George J. Annas
Oxford University Press (June 2011)
Available at Amazon.com
In Worst Case Bioethics: Death, Disaster, and Public Health, George Annas examines bioethics and ensuing policy through responses to the threat of crisis. In concentrating on bioethics responses towards avoiding or dealing with death and disaster, Annas explores the “radical changes in human rights, public health doctrine, and the application of constitutional law to the practices of medicine.” In the end, he concludes that worst-case scenario planning is often counterproductive to proper crisis preparation, causing us to deviate from human rights standards and our code of bioethics.
Annas explains that fear of death motivates us to plan for worst-case scenarios, which serves to warp emotions and ensuing policymaking. By systematically taking the reader through instances of bioethics and human rights violations, Annas gives a compelling case for why “only plausible scenarios deserve a place in world planning.”

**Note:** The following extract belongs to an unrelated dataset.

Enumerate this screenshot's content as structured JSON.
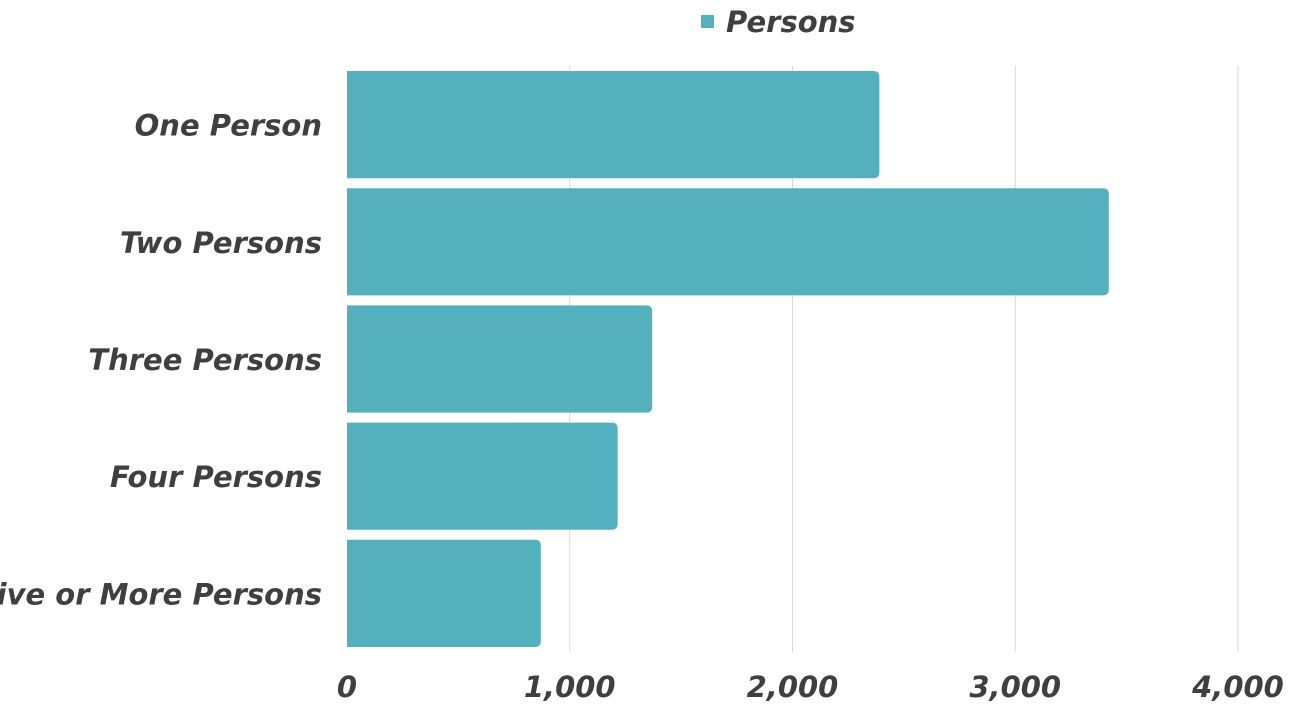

In Part I, entitled Death and Disaster, Annas analyzes the American response to calamity, in regards to topics such as the American health care system, declarations of states of emergency, and views on bioterrorism. He analyzes the actions of American lawyers and physicians, motivated by a worst-case scenario mentality, in situations of duress that led to human rights and bioethics violations. In Part II, Death and the Constitution, Annas cites a number of bioethical controversies that have ended in court rulings, concentrating on cases where physicians had to make decisions regarding death. He backs up his argument that worst-case scenario planning distorts policy discourse and undercuts medical ethics, a core branch of bioethics. Annas then segues to Part III, Disaster and Public Health, extending this mentality over a population and introducing the growing field of health and human rights discourse. He argues that public health concerns are truly transnational and global in nature, but that US public health policy has become increasingly skewed as it moves away from health towards security concerns.
Annas concludes by suggesting an alternative route, a bioethics-minded “national prevention agenda,” which could protect civil rights laws and international human rights agenda while refocusing on the real health concerns at hand. He deftly highlights many of the most controversial cases of bioethics and policy, exposing the major flaws that can occur when a system is shaped by fear.